意外と知られていないことですが、日本に初めて来た「アメリカのザリガニ」は、アメリカザリガニではなく本種です。しかも、アメリカザリガニが食用ではなくウシガエル養殖の飼料として持ち込まれたのに対し、本種は最初から私たち人間の食用として考えられ、持ち込まれた・・・という点は興味深いものがあります。明治42(1909)年2月、中沢毅一先生が研究用としてアメリカ合衆国、オレゴン州ポートランドより輸入されたという情報や、大正4(1915)年12月、アメリカ在住の椎原廣男氏から、中沢毅一先生を通じて水産講習所(現東京海洋大学)へ寄贈され、水産講習所及び群馬県丸沼の研究施設内養殖池での研究に供されたという情報も一部にあるようで、確認が待たれるところです。いずれにしても、食糧事情が必ずしもよくなかった当時の日本人の新しいタンパク源として、また、疲弊する山村部の新たな経済資源として、官民挙げて様々な模索が続けられていたわけです。
観賞魚業界には「ちょっとでも分けて考えるだけの要素があるのなら、ともかく別種として考え、違う商品ラインナップとして売りたい」という暗黙の希望的観測があり、そうした意識の表れからでしょうか、1990年代半ばごろまでは、頑なにウチダザリガニとタンカイザリガニを別種と唱えつつ販売するショップも数多く見られました。
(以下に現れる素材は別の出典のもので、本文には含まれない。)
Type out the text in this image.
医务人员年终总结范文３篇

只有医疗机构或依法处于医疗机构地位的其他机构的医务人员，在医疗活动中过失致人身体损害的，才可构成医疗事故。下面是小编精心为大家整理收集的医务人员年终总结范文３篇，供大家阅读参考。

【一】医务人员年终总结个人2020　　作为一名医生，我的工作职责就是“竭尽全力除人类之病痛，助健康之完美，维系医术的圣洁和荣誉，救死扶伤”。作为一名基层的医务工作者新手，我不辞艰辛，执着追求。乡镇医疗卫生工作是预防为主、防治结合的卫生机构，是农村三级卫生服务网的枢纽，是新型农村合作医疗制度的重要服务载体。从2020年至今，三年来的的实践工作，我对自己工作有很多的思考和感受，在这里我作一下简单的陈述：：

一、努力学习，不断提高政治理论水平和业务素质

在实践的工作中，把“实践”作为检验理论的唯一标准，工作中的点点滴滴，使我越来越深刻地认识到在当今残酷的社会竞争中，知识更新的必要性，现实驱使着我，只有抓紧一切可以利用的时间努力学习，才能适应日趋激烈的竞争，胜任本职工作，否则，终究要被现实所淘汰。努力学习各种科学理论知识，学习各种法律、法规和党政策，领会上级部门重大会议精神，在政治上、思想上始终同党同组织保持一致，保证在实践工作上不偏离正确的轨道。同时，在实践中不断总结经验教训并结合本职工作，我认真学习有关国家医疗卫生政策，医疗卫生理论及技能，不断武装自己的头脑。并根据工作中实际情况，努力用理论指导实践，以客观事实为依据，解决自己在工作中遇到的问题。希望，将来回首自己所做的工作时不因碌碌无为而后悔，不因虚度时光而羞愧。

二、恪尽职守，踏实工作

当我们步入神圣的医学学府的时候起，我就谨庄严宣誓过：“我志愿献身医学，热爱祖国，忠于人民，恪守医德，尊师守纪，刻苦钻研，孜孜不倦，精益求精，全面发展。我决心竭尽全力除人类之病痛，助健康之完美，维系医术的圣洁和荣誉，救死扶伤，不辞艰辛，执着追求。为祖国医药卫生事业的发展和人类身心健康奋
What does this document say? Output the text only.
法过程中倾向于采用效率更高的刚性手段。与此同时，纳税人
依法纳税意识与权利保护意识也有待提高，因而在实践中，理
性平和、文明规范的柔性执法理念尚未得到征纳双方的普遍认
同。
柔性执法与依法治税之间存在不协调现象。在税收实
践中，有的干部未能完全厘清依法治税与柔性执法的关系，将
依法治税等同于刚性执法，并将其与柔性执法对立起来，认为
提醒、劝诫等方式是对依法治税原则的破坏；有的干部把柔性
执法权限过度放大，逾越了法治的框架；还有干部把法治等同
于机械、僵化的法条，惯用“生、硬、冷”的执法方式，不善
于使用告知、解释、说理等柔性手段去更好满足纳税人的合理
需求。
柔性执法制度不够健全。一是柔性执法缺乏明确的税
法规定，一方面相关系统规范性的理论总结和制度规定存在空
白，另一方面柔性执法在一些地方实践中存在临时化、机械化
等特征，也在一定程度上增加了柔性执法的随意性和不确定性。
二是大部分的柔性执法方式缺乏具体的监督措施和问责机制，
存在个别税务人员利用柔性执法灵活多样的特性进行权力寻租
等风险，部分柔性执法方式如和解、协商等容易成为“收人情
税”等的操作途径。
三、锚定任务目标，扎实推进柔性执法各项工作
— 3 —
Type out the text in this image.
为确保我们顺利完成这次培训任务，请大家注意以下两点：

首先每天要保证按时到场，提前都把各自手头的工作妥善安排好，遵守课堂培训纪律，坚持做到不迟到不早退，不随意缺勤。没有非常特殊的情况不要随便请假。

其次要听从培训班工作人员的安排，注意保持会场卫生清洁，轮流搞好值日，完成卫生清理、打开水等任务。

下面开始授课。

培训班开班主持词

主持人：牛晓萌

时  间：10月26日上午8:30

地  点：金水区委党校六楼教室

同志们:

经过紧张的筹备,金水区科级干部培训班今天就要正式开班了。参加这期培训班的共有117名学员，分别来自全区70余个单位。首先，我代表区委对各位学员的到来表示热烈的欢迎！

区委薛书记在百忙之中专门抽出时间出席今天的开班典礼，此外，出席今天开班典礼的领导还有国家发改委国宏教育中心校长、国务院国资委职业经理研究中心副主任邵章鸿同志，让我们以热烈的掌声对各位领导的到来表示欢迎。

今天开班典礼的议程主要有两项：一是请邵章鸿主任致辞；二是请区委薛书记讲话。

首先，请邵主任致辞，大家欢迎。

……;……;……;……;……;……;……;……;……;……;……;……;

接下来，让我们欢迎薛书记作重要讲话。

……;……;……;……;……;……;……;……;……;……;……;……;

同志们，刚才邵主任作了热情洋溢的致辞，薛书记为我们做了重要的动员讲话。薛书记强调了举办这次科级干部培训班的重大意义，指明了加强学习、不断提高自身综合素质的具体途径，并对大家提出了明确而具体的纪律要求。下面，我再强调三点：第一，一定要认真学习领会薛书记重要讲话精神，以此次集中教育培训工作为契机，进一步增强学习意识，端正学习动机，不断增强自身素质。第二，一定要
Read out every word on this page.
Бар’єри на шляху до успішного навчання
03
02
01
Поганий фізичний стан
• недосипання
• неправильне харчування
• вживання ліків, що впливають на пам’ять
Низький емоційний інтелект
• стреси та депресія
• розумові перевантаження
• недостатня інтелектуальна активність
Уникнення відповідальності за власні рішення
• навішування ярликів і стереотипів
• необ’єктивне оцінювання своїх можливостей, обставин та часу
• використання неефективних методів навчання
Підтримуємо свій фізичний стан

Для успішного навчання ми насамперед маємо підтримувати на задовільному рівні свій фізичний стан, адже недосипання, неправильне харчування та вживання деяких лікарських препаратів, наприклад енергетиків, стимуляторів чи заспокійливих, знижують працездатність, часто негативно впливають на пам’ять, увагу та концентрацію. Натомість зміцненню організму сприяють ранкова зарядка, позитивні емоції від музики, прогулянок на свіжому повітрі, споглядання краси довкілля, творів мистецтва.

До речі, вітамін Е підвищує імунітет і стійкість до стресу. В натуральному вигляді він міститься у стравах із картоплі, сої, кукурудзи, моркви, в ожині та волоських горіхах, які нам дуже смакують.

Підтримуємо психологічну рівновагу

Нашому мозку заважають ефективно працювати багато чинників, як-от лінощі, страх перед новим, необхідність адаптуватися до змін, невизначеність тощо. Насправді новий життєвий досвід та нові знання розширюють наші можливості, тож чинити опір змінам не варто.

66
中には「タンカイの方がトゲっぽくてガッシリしている」などと全く根拠のない説明をしたり、「タンカイの方が貴重な種」であるとして、値段を引き上げて販売したりするという悪質な事例もあったほどです。最近では、こうした生物学的な情報も浸透し、さすがにそこまで言い切るショップも少なくなりましたが、キーパーとしても、こういう部分については、しっかりと見極めておく必要があるといえましょう。
本種の飼育において難しい点を挙げるとすれば、やはり「繁殖」だといえましょう。本種は、秋口に交尾、産卵を行なった後、メス親は卵を抱いたまま越冬し、翌春、水温が充分なレベルまで上がってから孵化させます。この間、自然化と違って水質・水温などの変化幅が大きい水槽飼育下の場合、卵がその変化について行けず、次々と落ちてしまう事例が非常に多く見られます。特に、水温の振れには非常に脆い面があるため、とにかく低温で、できるだけ振れ幅の少ない、一定した水温環境を作る必要があります。また、卵のままで孵化を待つ期間が何ヶ月にも及ぶため、急激な変化を一切加えない状況下において、とにかく水質・溶存酸素量などを一定レベル以上に維持しておかねばなりません。本種の繁殖事例の大半が持ち腹繁殖によるものであることからも推察できることですが、この時期の環境コントロールがしっかりできるようになれば、どんな種類のザリガニでも飼いこなせるはずです。充分以上の設備と徹底した管理が必要という点で考えれば「難しい」というよりも「手がかかる」という表現の方が適切なのかも知れません。